District 3 Councilman Ken Smith, who introduced the deannexation ordinance, also voiced financial concerns.

“This is just an issue where we don’t need to be spending money on things we don’t need,” he said.

Council Chairman Yusuf Hakeem said he was voting against the ordinance because of the precedent it would set to go back on the settlement agreed upon last year.

“There are other communities that could come before us with the same type of concerns,” he said. “We have people that have made and agreed to a settlement.”

Council members Russell Gilbert, Moses Freeman, Carol Berz and Chris Anderson also voted against the ordinance.

Meeting attendee Wade Swicord said he thinks the council made the right decision.

“You can’t be ambivalent about making a law and changing it,” he said. “There are too many other communities who might say ‘We also want to leave.’”

Chuck Dailey, who was at the meeting representing the Laurel Cove neighborhood, said he was disappointed with the outcome of the vote.

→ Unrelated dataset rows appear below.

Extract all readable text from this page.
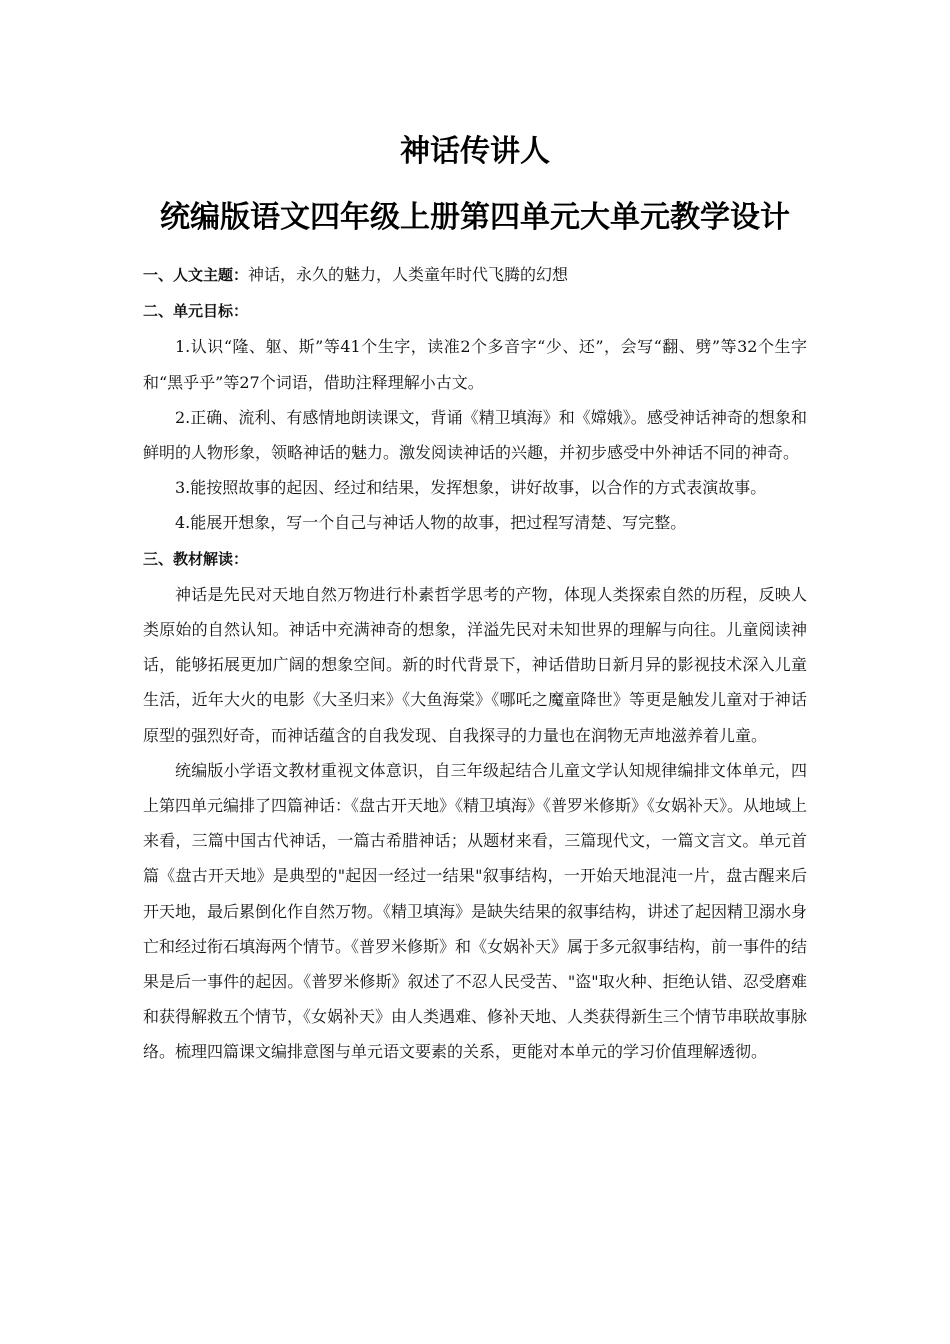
神话传讲人
统编版语文四年级上册第四单元大单元教学设计

一、人文主题：神话，永久的魅力，人类童年时代飞腾的幻想

二、单元目标：

1.认识“隆、躯、斯”等41个生字，读准2个多音字“少、还”，会写“翻、劈”等32个生字和“黑乎乎”等27个词语，借助注释理解小古文。

2.正确、流利、有感情地朗读课文，背诵《精卫填海》和《嫦娥》。感受神话神奇的想象和鲜明的人物形象，领略神话的魅力。激发阅读神话的兴趣，并初步感受中外神话不同的神奇。

3.能按照故事的起因、经过和结果，发挥想象，讲好故事，以合作的方式表演故事。

4.能展开想象，写一个自己与神话人物的故事，把过程写清楚、写完整。

三、教材解读：

神话是先民对天地自然万物进行朴素哲学思考的产物，体现人类探索自然的历程，反映人类原始的自然认知。神话中充满神奇的想象，洋溢先民对未知世界的理解与向往。儿童阅读神话，能够拓展更加广阔的想象空间。新的时代背景下，神话借助日新月异的影视技术深入儿童生活，近年大火的电影《大圣归来》《大鱼海棠》《哪吒之魔童降世》等更是触发儿童对于神话原型的强烈好奇，而神话蕴含的自我发现、自我探寻的力量也在润物无声地滋养着儿童。

统编版小学语文教材重视文体意识，自三年级起结合儿童文学认知规律编排文体单元，四上第四单元编排了四篇神话：《盘古开天地》《精卫填海》《普罗米修斯》《女娲补天》。从地域上来看，三篇中国古代神话，一篇古希腊神话；从题材来看，三篇现代文，一篇文言文。单元首篇《盘古开天地》是典型的"起因一经过一结果"叙事结构，一开始天地混沌一片，盘古醒来后开天地，最后累倒化作自然万物。《精卫填海》是缺失结果的叙事结构，讲述了起因精卫溺水身亡和经过衔石填海两个情节。《普罗米修斯》和《女娲补天》属于多元叙事结构，前一事件的结果是后一事件的起因。《普罗米修斯》叙述了不忍人民受苦、"盗"取火种、拒绝认错、忍受磨难和获得解救五个情节，《女娲补天》由人类遇难、修补天地、人类获得新生三个情节串联故事脉络。梳理四篇课文编排意图与单元语文要素的关系，更能对本单元的学习价值理解透彻。
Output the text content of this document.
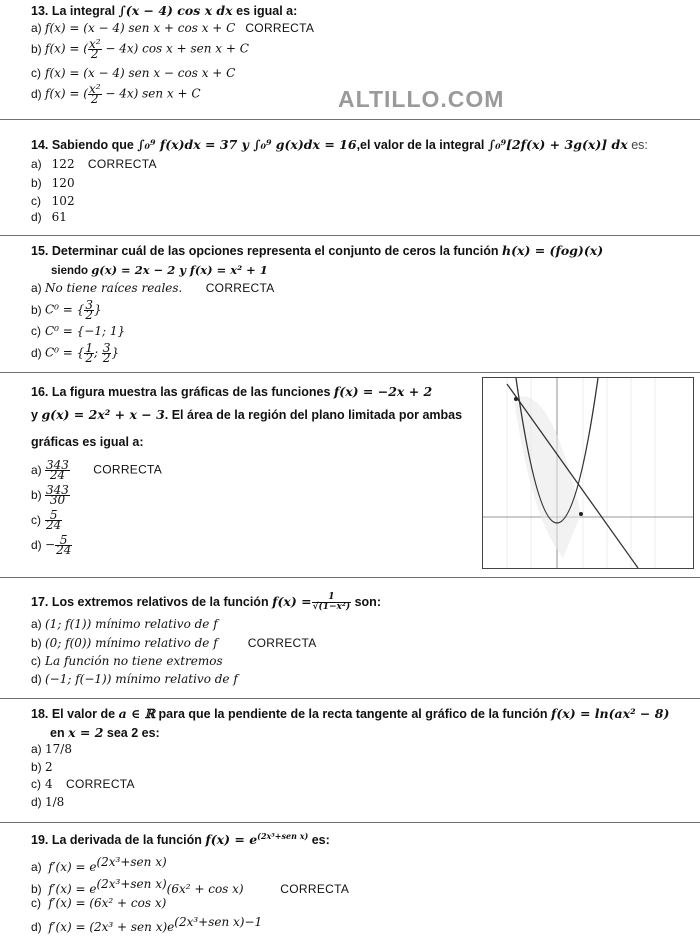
ALTILLO.COM
13. La integral ∫(x − 4) cos x dx es igual a:
a) f(x) = (x − 4) sen x + cos x + C CORRECTA
b) f(x) = ( $\frac{\text{x²}}{2} - 4x$) cos x + sen x + C
c) f(x) = (x − 4) sen x − cos x + C
d) f(x) = ( $\frac{\text{x²}}{2} - 4x$) sen x + C
14. Sabiendo que ∫₀⁹ f(x)dx = 37 y ∫₀⁹ g(x)dx = 16,el valor de la integral ∫₀⁹[2f(x) + 3g(x)] dx es:
a) 122 CORRECTA
b) 120
c) 102
d) 61
15. Determinar cuál de las opciones representa el conjunto de ceros la función h(x) = (fog)(x)
siendo g(x) = 2x − 2 y f(x) = x² + 1
a) No tiene raíces reales. CORRECTA
b) C⁰ = { $\frac{3}{2}$ }
c) C⁰ = {−1; 1}
d) C⁰ = { $\frac{1}{2}$ ; $\frac{3}{2}$ }
16. La figura muestra las gráficas de las funciones f(x) = −2x + 2
y g(x) = 2x² + x − 3. El área de la región del plano limitada por ambas
gráficas es igual a:
$a) \frac{343}{24}$ CORRECTA
$b) \frac{343}{30}$
$c) \frac{5}{24}$
$d) - \frac{5}{24}$
17. Los extremos relativos de la función $f(x) = \frac{1}{\text{√(1−x²)}}$ son:
a) (1; f(1)) mínimo relativo de f
b) (0; f(0)) mínimo relativo de f	CORRECTA
c) La función no tiene extremos
d) (−1; f(−1)) mínimo relativo de f
18. El valor de a ∈ ℝ para que la pendiente de la recta tangente al gráfico de la función f(x) = ln(ax² − 8)
en x = 2 sea 2 es:
a) 17/8
b) 2
c) 4 CORRECTA
d) 1/8
19. La derivada de la función $f(x) = e^{(2x^3+sen x)}$ es:
a) $f'(x) = e^{(2x^3+sen x)}$
b) $f'(x) = e^{(2x^3+sen x)}(6x^2 + \cos x)$	CORRECTA
c) f′(x) = (6x² + cos x)
d) f′(x) = (2x³ + sen $x)e^{(2x^3+sen x)-1}$
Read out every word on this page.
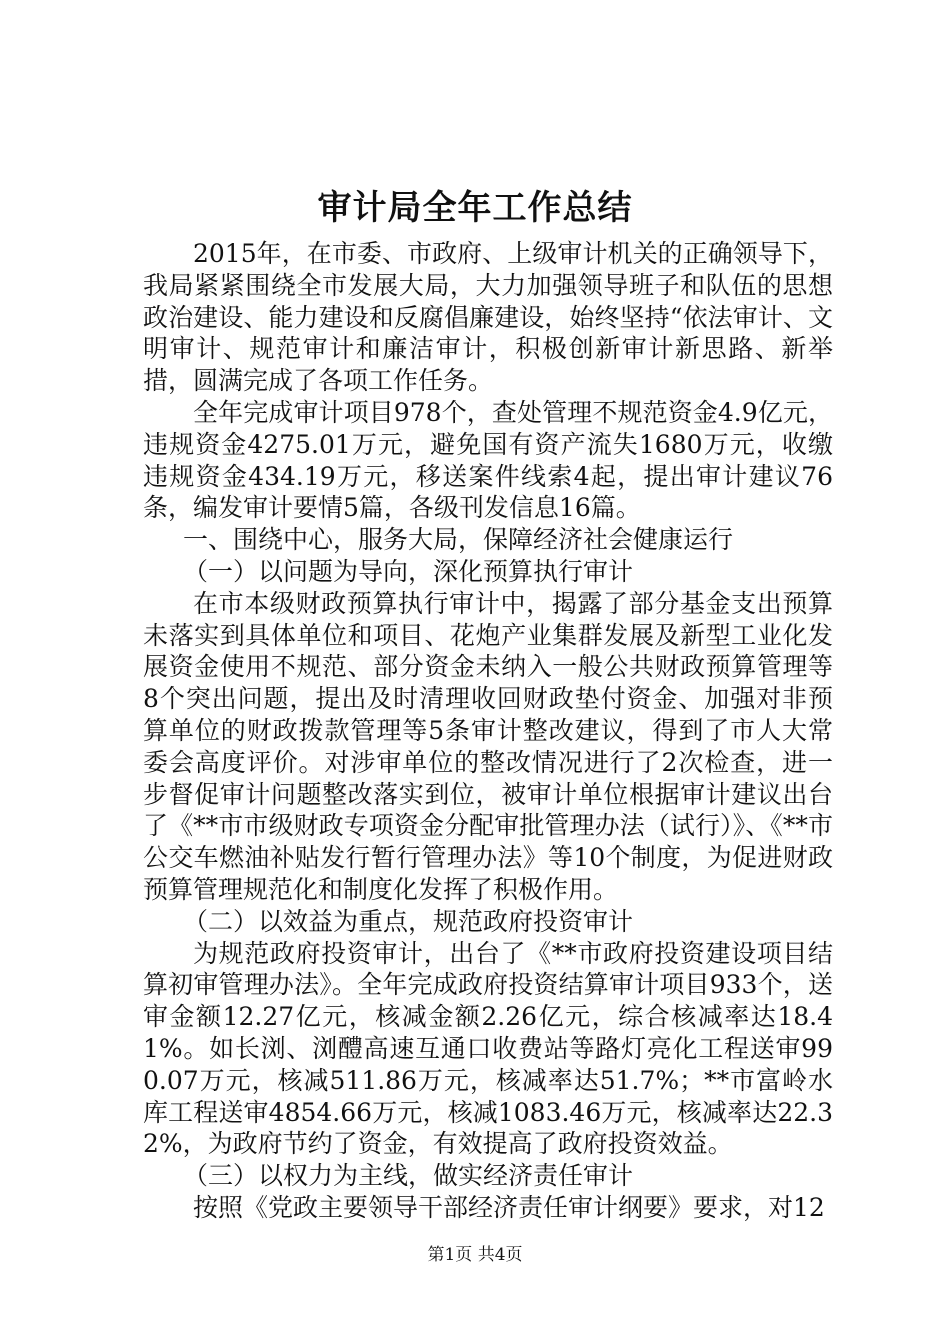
审计局全年工作总结

2015年，在市委、市政府、上级审计机关的正确领导下，我局紧紧围绕全市发展大局，大力加强领导班子和队伍的思想政治建设、能力建设和反腐倡廉建设，始终坚持“依法审计、文明审计、规范审计和廉洁审计，积极创新审计新思路、新举措，圆满完成了各项工作任务。

全年完成审计项目978个，查处管理不规范资金4.9亿元，违规资金4275.01万元，避免国有资产流失1680万元，收缴违规资金434.19万元，移送案件线索4起，提出审计建议76条，编发审计要情5篇，各级刊发信息16篇。

一、围绕中心，服务大局，保障经济社会健康运行

（一）以问题为导向，深化预算执行审计

在市本级财政预算执行审计中，揭露了部分基金支出预算未落实到具体单位和项目、花炮产业集群发展及新型工业化发展资金使用不规范、部分资金未纳入一般公共财政预算管理等8个突出问题，提出及时清理收回财政垫付资金、加强对非预算单位的财政拨款管理等5条审计整改建议，得到了市人大常委会高度评价。对涉审单位的整改情况进行了2次检查，进一步督促审计问题整改落实到位，被审计单位根据审计建议出台了《**市市级财政专项资金分配审批管理办法（试行）》、《**市公交车燃油补贴发行暂行管理办法》等10个制度，为促进财政预算管理规范化和制度化发挥了积极作用。

（二）以效益为重点，规范政府投资审计

为规范政府投资审计，出台了《**市政府投资建设项目结算初审管理办法》。全年完成政府投资结算审计项目933个，送审金额12.27亿元，核减金额2.26亿元，综合核减率达18.41%。如长浏、浏醴高速互通口收费站等路灯亮化工程送审990.07万元，核减511.86万元，核减率达51.7%；**市富岭水库工程送审4854.66万元，核减1083.46万元，核减率达22.32%，为政府节约了资金，有效提高了政府投资效益。

（三）以权力为主线，做实经济责任审计

按照《党政主要领导干部经济责任审计纲要》要求，对12

第1页 共4页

“I thought we had a chance of getting our section deannexed,” he said, adding that he believes the area already receives stellar services from the Dallas Bay Fire Department and the Hamilton County Sheriff’s Office. “We just have to accept the fact we’re being absorbed in the city; and the services they’re providing — they better happen.”

Smith said that residents of the annexed area will be added to the tax rolls beginning Dec. 31, and they will begin receiving city services such as trash, police and fire services immediately. The city has up to 36 months to begin providing services that require more infrastructure, including sewer and stormwater services, he said.

Another benefit to residents joining the city of Chattanooga is an improved ISO fire protection rating, which could lower insurance rates. DBFD has an ISO of 3, while the city of Chattanooga is rated higher, at a 2.